The One Pivotal Question

As a result, SHC counselors know that one pivotal aspect of the claims process can make the difference between an employee returning to work and an employer saving thousands of dollars or a less fortunate outcome for everyone. “There’s so much money at stake,” says Leneker. “For third-party administrators, the way they get paid is by reducing costs.” It all boils down to one question.

“When an employer or third-party administrator sends a referral, the average vocational counselor will meet with the employer and ask if there are any other positions or light duty options within the company,” says Leneker. “The approach is, ‘I’ve been tasked with identifying light duty’ so if the employer says ‘no,’ the conversation stops there.”

In contrast, at SHC every counselor knows the ramifications of not finding an alternate or light duty position for an injured worker. “If the answer is ‘no,’ start adding dollar signs,” says Leneker. “It’s a crucial point that adds a lot of costs. You’ve got a two-year minimum of additional time loss and retraining expenses.”


Identifying the Value of Experience

Experience also has value, particularly as the workforce shortage in skilled trades widens due to retirement. “If someone gets injured who’s been with the company for 25 years, not only does production go to zero, but good luck trying to hire someone with that experience,” says Leneker. “Anyone you hire will likely be at 30% to 40% of the capacity of that employee.”

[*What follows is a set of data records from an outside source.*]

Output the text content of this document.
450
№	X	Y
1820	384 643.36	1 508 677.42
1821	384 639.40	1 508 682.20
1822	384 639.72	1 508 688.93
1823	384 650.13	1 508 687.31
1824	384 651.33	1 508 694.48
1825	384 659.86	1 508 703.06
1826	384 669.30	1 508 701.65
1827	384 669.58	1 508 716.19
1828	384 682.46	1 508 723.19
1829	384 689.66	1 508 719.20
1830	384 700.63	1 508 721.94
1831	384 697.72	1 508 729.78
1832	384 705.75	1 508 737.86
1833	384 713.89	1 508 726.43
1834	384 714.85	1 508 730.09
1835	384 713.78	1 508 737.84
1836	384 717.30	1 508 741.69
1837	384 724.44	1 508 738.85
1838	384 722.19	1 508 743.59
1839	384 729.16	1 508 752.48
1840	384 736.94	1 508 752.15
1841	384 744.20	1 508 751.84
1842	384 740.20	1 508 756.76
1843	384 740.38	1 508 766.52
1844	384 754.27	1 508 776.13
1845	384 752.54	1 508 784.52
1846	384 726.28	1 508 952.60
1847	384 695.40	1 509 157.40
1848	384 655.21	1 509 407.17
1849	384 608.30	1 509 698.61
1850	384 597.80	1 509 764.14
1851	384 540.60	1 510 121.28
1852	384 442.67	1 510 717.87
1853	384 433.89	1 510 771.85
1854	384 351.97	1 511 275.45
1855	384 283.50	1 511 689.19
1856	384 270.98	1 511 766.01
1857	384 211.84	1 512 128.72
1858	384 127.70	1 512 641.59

If the employer’s initial response is negative, SHC’s staff will continue to ask questions. “We talk to them about the positions they have in their company rather than just accepting a ‘no’,” says Leneker. “We draw it out of them and help to identify potentials.”


Exploring Innovative Solutions

The staff will also look for innovative solutions that can enable an injured worker to stay on the job. That’s what happened in the case of the chip truck driver. “He was clearly a valuable employee and he went through a long series of rehab, but they couldn’t figure out how to keep him,” says Busz.

Then someone came up with the idea of connecting an automatic tarp arm to compensate for the driver’s injury. Busz contacted L&I Therapy Services Coordinator Sarah Martin and established that the company could get the arm paid for through the department’s Stay at Work program. “The driver got a permanent light duty job with that option,” says Busz. “They offered him that truck full time and the company gets to keep the device if he ever leaves.”

Busz credits Martin and the employer with providing a happy ending to the story. “It took a lot of paperwork and shuffling, but that’s the purpose of the Stay At Work fund,” he says. “It’s good when a program like that does what it’s supposed to do.”


Making it a Win-Win

From the employee’s perspective, being able to return to work full time in a job he knew was obviously a win. But the company also gained a huge benefit by saving retraining and hiring costs and retaining a worker with so much experience.

Leneker believes it comes down to his staff knowing not only which questions to ask but why they’re asking them. “If you’re looking through the lens of a vocational counselor, you only see the task in front of you,” he says. “You don’t see the end goal. It’s important to know what you’re trying to build.”